Klar ist: Die SPD Bochum Nord setzt sich für eine nach ökologischen Grundsätzen bebaute Wohnsiedlung am Hiltroper Volkspark ein. Die Sozialdemokraten möchten damit eine zukunftsgerichtete Entwicklung für Gerthe und Hiltrop neu anstoßen.

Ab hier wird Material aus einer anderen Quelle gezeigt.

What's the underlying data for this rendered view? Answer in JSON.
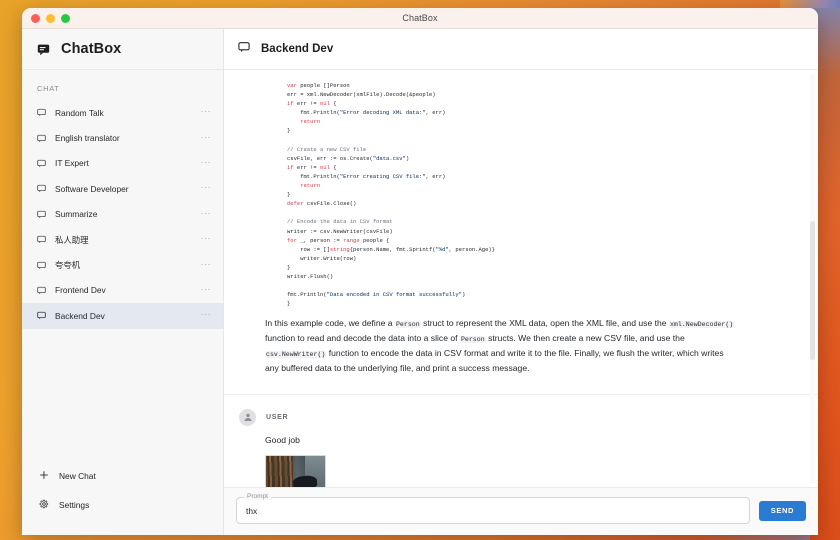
{
  "window": {
    "title": "ChatBox",
    "traffic_lights": [
      "close-red",
      "minimize-yellow",
      "maximize-green"
    ]
  },
  "sidebar": {
    "brand": "ChatBox",
    "brand_icon": "chat-bubble-icon",
    "section_label": "CHAT",
    "items": [
      {
        "label": "Random Talk",
        "icon": "chat-bubble-icon",
        "menu": "···",
        "selected": false
      },
      {
        "label": "English translator",
        "icon": "chat-bubble-icon",
        "menu": "···",
        "selected": false
      },
      {
        "label": "IT Expert",
        "icon": "chat-bubble-icon",
        "menu": "···",
        "selected": false
      },
      {
        "label": "Software Developer",
        "icon": "chat-bubble-icon",
        "menu": "···",
        "selected": false
      },
      {
        "label": "Summarize",
        "icon": "chat-bubble-icon",
        "menu": "···",
        "selected": false
      },
      {
        "label": "私人助理",
        "icon": "chat-bubble-icon",
        "menu": "···",
        "selected": false
      },
      {
        "label": "夸夸机",
        "icon": "chat-bubble-icon",
        "menu": "···",
        "selected": false
      },
      {
        "label": "Frontend Dev",
        "icon": "chat-bubble-icon",
        "menu": "···",
        "selected": false
      },
      {
        "label": "Backend Dev",
        "icon": "chat-bubble-icon",
        "menu": "···",
        "selected": true
      }
    ],
    "actions": [
      {
        "label": "New Chat",
        "icon": "plus-icon"
      },
      {
        "label": "Settings",
        "icon": "gear-icon"
      }
    ]
  },
  "main": {
    "header": {
      "icon": "chat-bubble-icon",
      "title": "Backend Dev"
    },
    "assistant_message": {
      "code_language": "go",
      "code_lines": [
        "var people []Person",
        "err = xml.NewDecoder(xmlFile).Decode(&people)",
        "if err != nil {",
        "    fmt.Println(\"Error decoding XML data:\", err)",
        "    return",
        "}",
        "",
        "// Create a new CSV file",
        "csvFile, err := os.Create(\"data.csv\")",
        "if err != nil {",
        "    fmt.Println(\"Error creating CSV file:\", err)",
        "    return",
        "}",
        "defer csvFile.Close()",
        "",
        "// Encode the data in CSV format",
        "writer := csv.NewWriter(csvFile)",
        "for _, person := range people {",
        "    row := []string{person.Name, fmt.Sprintf(\"%d\", person.Age)}",
        "    writer.Write(row)",
        "}",
        "writer.Flush()",
        "",
        "fmt.Println(\"Data encoded in CSV format successfully\")",
        "}"
      ],
      "paragraph_parts": [
        {
          "type": "text",
          "text": "In this example code, we define a "
        },
        {
          "type": "code",
          "text": "Person"
        },
        {
          "type": "text",
          "text": " struct to represent the XML data, open the XML file, and use the "
        },
        {
          "type": "code",
          "text": "xml.NewDecoder()"
        },
        {
          "type": "text",
          "text": " function to read and decode the data into a slice of "
        },
        {
          "type": "code",
          "text": "Person"
        },
        {
          "type": "text",
          "text": " structs. We then create a new CSV file, and use the "
        },
        {
          "type": "code",
          "text": "csv.NewWriter()"
        },
        {
          "type": "text",
          "text": " function to encode the data in CSV format and write it to the file. Finally, we flush the writer, which writes any buffered data to the underlying file, and print a success message."
        }
      ]
    },
    "user_message": {
      "role_label": "USER",
      "avatar_icon": "user-avatar-icon",
      "text": "Good job",
      "attachment": {
        "type": "image",
        "alt": "photo of a man in a cap giving a thumbs up"
      }
    }
  },
  "composer": {
    "field_label": "Prompt",
    "value": "thx",
    "placeholder": "",
    "send_label": "SEND"
  },
  "colors": {
    "accent_blue": "#2a7bd4",
    "sidebar_bg": "#f7f7f8",
    "selected_item_bg": "#e4e9f0",
    "code_keyword": "#d73a49",
    "code_string": "#032f62",
    "code_comment": "#6a737d",
    "desktop_orange": "#e2642a"
  }
}
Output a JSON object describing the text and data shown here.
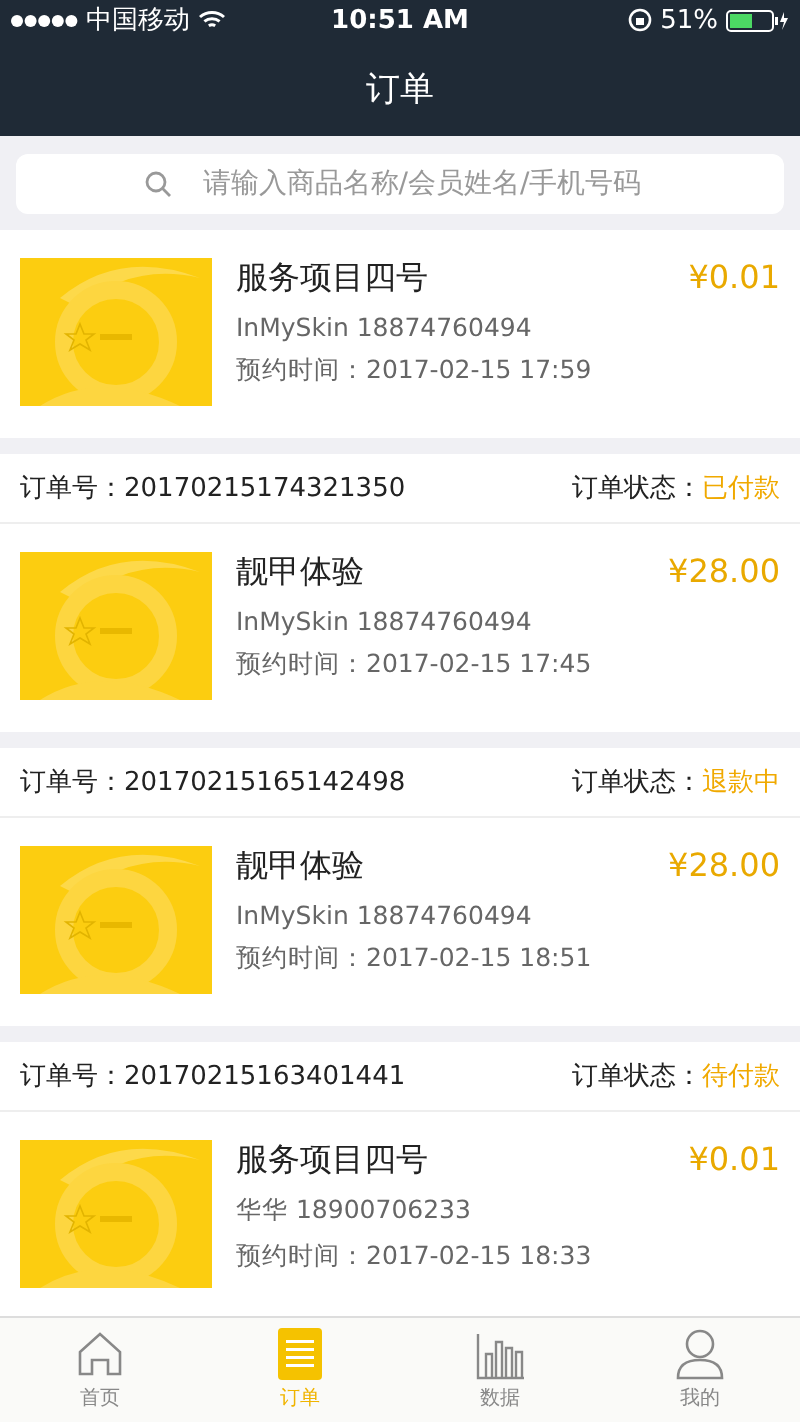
{
  "status_bar": {
    "carrier": "中国移动",
    "time": "10:51 AM",
    "battery": "51%"
  },
  "nav": {
    "title": "订单"
  },
  "search": {
    "placeholder": "请输入商品名称/会员姓名/手机号码"
  },
  "orders": [
    {
      "title": "服务项目四号",
      "price": "¥0.01",
      "customer": "InMySkin 18874760494",
      "time": "预约时间：2017-02-15 17:59"
    },
    {
      "order_label": "订单号：",
      "order_no": "20170215174321350",
      "status_label": "订单状态：",
      "status": "已付款",
      "title": "靓甲体验",
      "price": "¥28.00",
      "customer": "InMySkin 18874760494",
      "time": "预约时间：2017-02-15 17:45"
    },
    {
      "order_label": "订单号：",
      "order_no": "20170215165142498",
      "status_label": "订单状态：",
      "status": "退款中",
      "title": "靓甲体验",
      "price": "¥28.00",
      "customer": "InMySkin 18874760494",
      "time": "预约时间：2017-02-15 18:51"
    },
    {
      "order_label": "订单号：",
      "order_no": "20170215163401441",
      "status_label": "订单状态：",
      "status": "待付款",
      "title": "服务项目四号",
      "price": "¥0.01",
      "customer": "华华 18900706233",
      "time": "预约时间：2017-02-15 18:33"
    }
  ],
  "tabs": [
    {
      "kind": "home",
      "label": "首页",
      "selected": false
    },
    {
      "kind": "orders",
      "label": "订单",
      "selected": true
    },
    {
      "kind": "data",
      "label": "数据",
      "selected": false
    },
    {
      "kind": "me",
      "label": "我的",
      "selected": false
    }
  ]
}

„Uns sind dabei drei Dinge wichtig. Erstens: Wir wollen jungen Familien Wohneigentum ermöglichen. Zweitens: Wir benötigen dringend geförderten Wohnungsbau für Menschen mit niedrigem oder sogar durchschnittlichem Einkommen. Denn immerhin haben in Bochum 50 Prozent der Mieter Anspruch auf einen Wohnberechtigungsschein und diesen Menschen fehlt es an Wohnraum. Drittens: Mit barrierearmen oder sogar barrierefreien Wohnungen soll behinderten und älteren Menschen ein Leben in Würde und der gewohnten Umgebung ermöglicht werden. Außerdem profitieren auch junge Familien mit Kindern von einer barrierearmen Infrastruktur", erklärt der SPD Stadtbezirksvorsitzende Keven Forbrig.


„Grundvoraussetzungen einer Bebauung sind für uns aber, dass die Entwässerungssituation vorher gelöst wird und dass der BV Hiltrop eine neue Sportanlage mit entsprechender Vereinsinfrastruktur in der Nähe erhält“, so Keven Forbrig weiter. „Die zukünftige Verkehrsplanung muss außerdem eine „Westumfahrung light“ ausschließen."

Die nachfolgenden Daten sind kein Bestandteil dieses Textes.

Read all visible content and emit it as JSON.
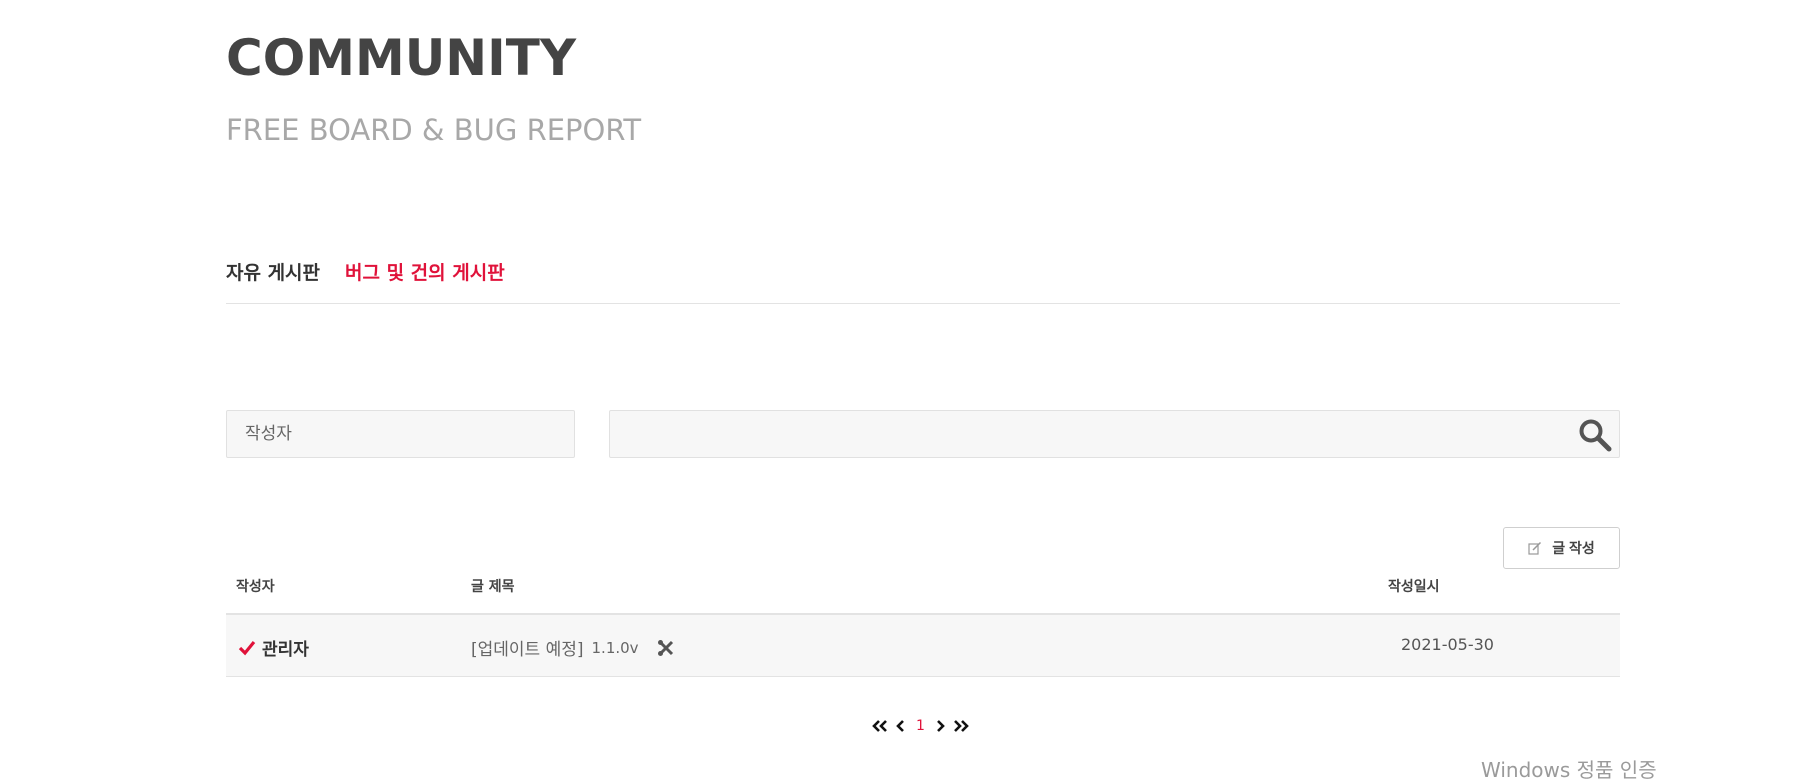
{
  "header": {
    "title": "COMMUNITY",
    "subtitle": "FREE BOARD & BUG REPORT"
  },
  "tabs": [
    {
      "label": "자유 게시판",
      "active": false
    },
    {
      "label": "버그 및 건의 게시판",
      "active": true
    }
  ],
  "search": {
    "author_placeholder": "작성자",
    "query_value": "",
    "icon": "search-icon"
  },
  "write_button": {
    "label": "글 작성",
    "icon": "edit-icon"
  },
  "table": {
    "columns": [
      "작성자",
      "글 제목",
      "작성일시"
    ],
    "rows": [
      {
        "author": "관리자",
        "author_icon": "check-icon",
        "title": "[업데이트 예정]",
        "version": "1.1.0v",
        "title_icon": "tools-icon",
        "date": "2021-05-30"
      }
    ]
  },
  "pagination": {
    "current_page": "1"
  },
  "system": {
    "watermark": "Windows 정품 인증"
  },
  "colors": {
    "accent": "#e0123a",
    "title": "#444444",
    "subtitle": "#a8a8a8"
  }
}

Die erste Infoveranstaltung der Bürgerinitiative „Gerthe West – so nicht!“ hat gezeigt, dass Verwaltung und Politik vor Ort noch viel aufklären müssen. „Wir unterstützen unseren Oberbürgermeister Thomas Eiskirch darin, die Bürgerinnen und Bürger vor Ort stärker an den weiteren Planungen zu beteiligen. In der Bürgerinitiative gibt es viele Fehlinterpretationen des Rahmenplan-Vorentwurfs. Diese Fehlinterpretationen haben unberechtigterweise Ängste bei den Anwohnern des Planungsgebietes ausgelöst. Deshalb ist es wichtig, viele Gespräche zu führen und in den anstehenden Bürgerwerkstätten gemeinsam nach konstruktiven und kreativen Lösungen zu suchen. Neubebauung, Natur und Nachbarinteressen müssen in Einklang gebracht werden“, macht Keven Forbrig für die SPD deutlich.

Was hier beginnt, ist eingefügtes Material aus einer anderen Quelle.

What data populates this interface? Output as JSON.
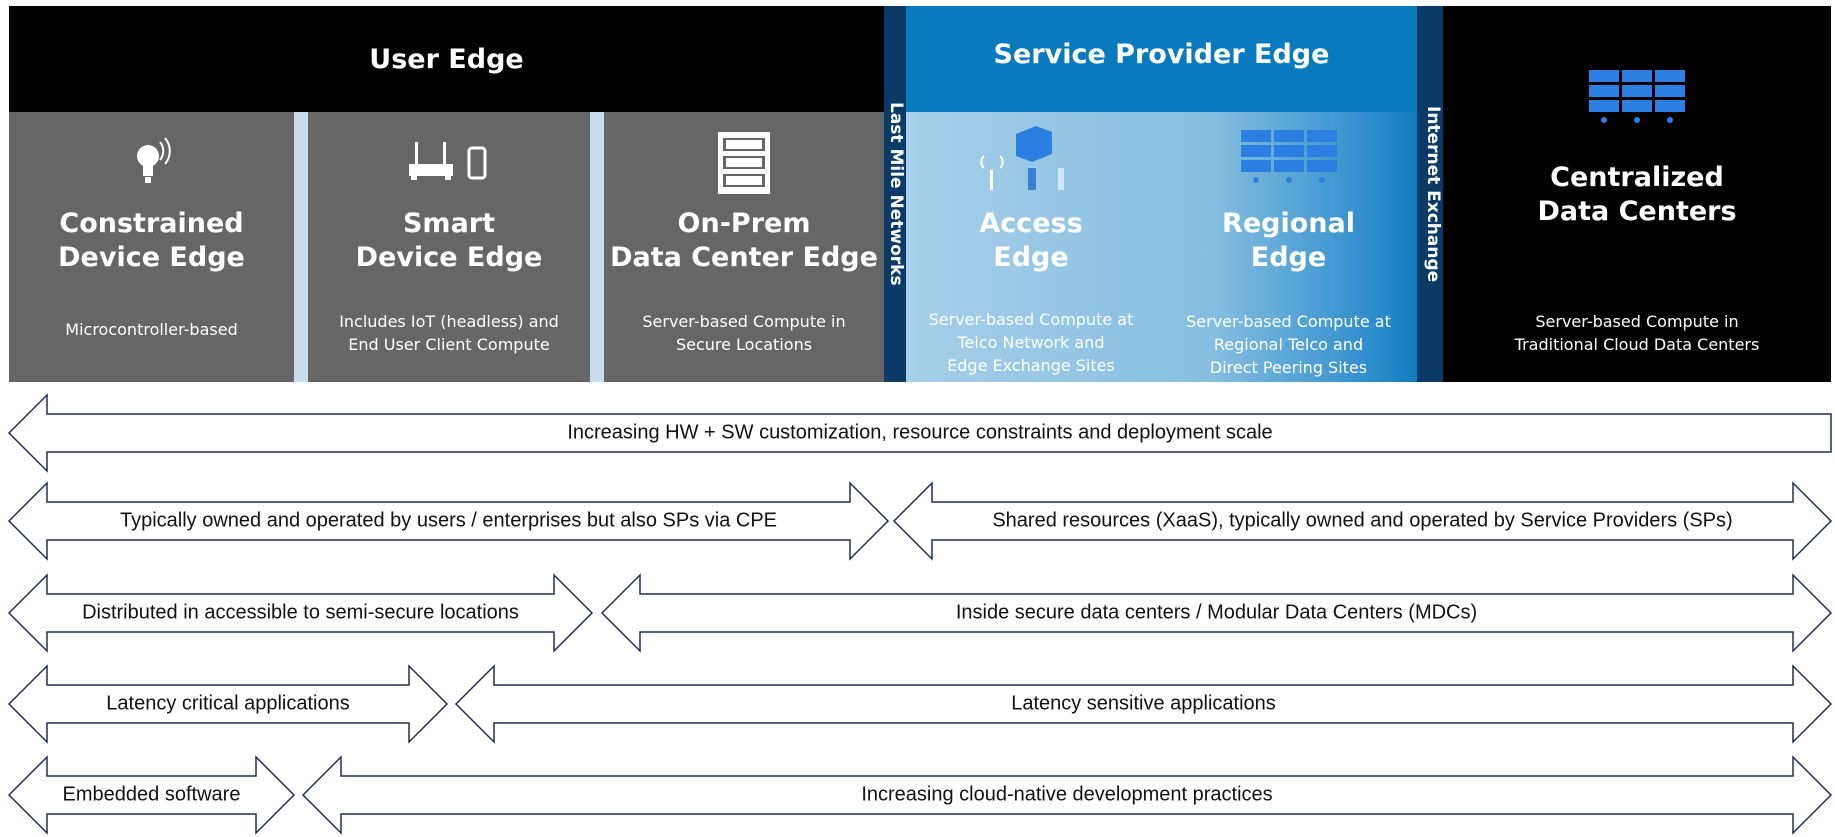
{
  "user_edge": {
    "title": "User Edge",
    "columns": [
      {
        "title1": "Constrained",
        "title2": "Device Edge",
        "desc1": "Microcontroller-based",
        "desc2": "",
        "icon": "smart-bulb-icon"
      },
      {
        "title1": "Smart",
        "title2": "Device Edge",
        "desc1": "Includes IoT (headless) and",
        "desc2": "End User Client Compute",
        "icon": "router-phone-icon"
      },
      {
        "title1": "On-Prem",
        "title2": "Data Center Edge",
        "desc1": "Server-based Compute in",
        "desc2": "Secure Locations",
        "icon": "server-rack-icon"
      }
    ]
  },
  "last_mile": "Last Mile Networks",
  "sp_edge": {
    "title": "Service Provider Edge",
    "columns": [
      {
        "title1": "Access",
        "title2": "Edge",
        "desc1": "Server-based Compute at",
        "desc2": "Telco Network and",
        "desc3": "Edge Exchange Sites",
        "icon": "container-tower-icon"
      },
      {
        "title1": "Regional",
        "title2": "Edge",
        "desc1": "Server-based Compute at",
        "desc2": "Regional Telco and",
        "desc3": "Direct Peering Sites",
        "icon": "server-grid-icon"
      }
    ]
  },
  "internet_exchange": "Internet Exchange",
  "centralized": {
    "title1": "Centralized",
    "title2": "Data Centers",
    "desc1": "Server-based Compute in",
    "desc2": "Traditional Cloud Data Centers",
    "icon": "data-center-icon"
  },
  "arrows": [
    {
      "label": "Increasing HW + SW customization, resource constraints and deployment scale",
      "direction": "left"
    },
    {
      "label": "Typically owned and operated by users / enterprises but also SPs via CPE",
      "direction": "both"
    },
    {
      "label": "Shared resources (XaaS), typically owned and operated by Service Providers (SPs)",
      "direction": "both"
    },
    {
      "label": "Distributed in accessible to semi-secure locations",
      "direction": "both"
    },
    {
      "label": "Inside secure data centers / Modular Data Centers (MDCs)",
      "direction": "both"
    },
    {
      "label": "Latency critical applications",
      "direction": "both"
    },
    {
      "label": "Latency sensitive applications",
      "direction": "both"
    },
    {
      "label": "Embedded software",
      "direction": "both"
    },
    {
      "label": "Increasing cloud-native development practices",
      "direction": "both"
    }
  ],
  "colors": {
    "gray": "#666666",
    "sp_header": "#0a7abf",
    "strip": "#0b3a66",
    "arrow_stroke": "#1f2f55"
  }
}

Für die SPD Bochum Nord bedeutet dies unter anderem, dass Grünflächen 50 Prozent der überplanten Fläche ausmachen. Wir wollen eine lockere Bebauung, die sich an die Umgebung anpasst. Das bedeutet für uns eine gute Mischung aus Einfamilienhäusern und Bungalows, Reihenhäusern und größeren Wohneinheiten. Mehrgenerationenhäuser und genossenschaftliche Eigentumsmodelle will die SPD neben öffentlich gefördertem Wohnraum besonders berücksichtigt wissen. Eine geschlossene sechsgeschossige Bebauung lehnen wir klar ab. Außerdem sollten ausreichend Pkw-Stellflächen in die Planung aufgenommen werden, die für die Nutzung von Elektromobilität vorbereitet werden.


Unstrittig ist für die SPD Bochum Nord: Übergänge zu Park und Landschaft sind sensibel zu gestalten; der Schutz von Natur- und Landschaftsschutzgebieten ist selbstverständlich zu berücksichtigen.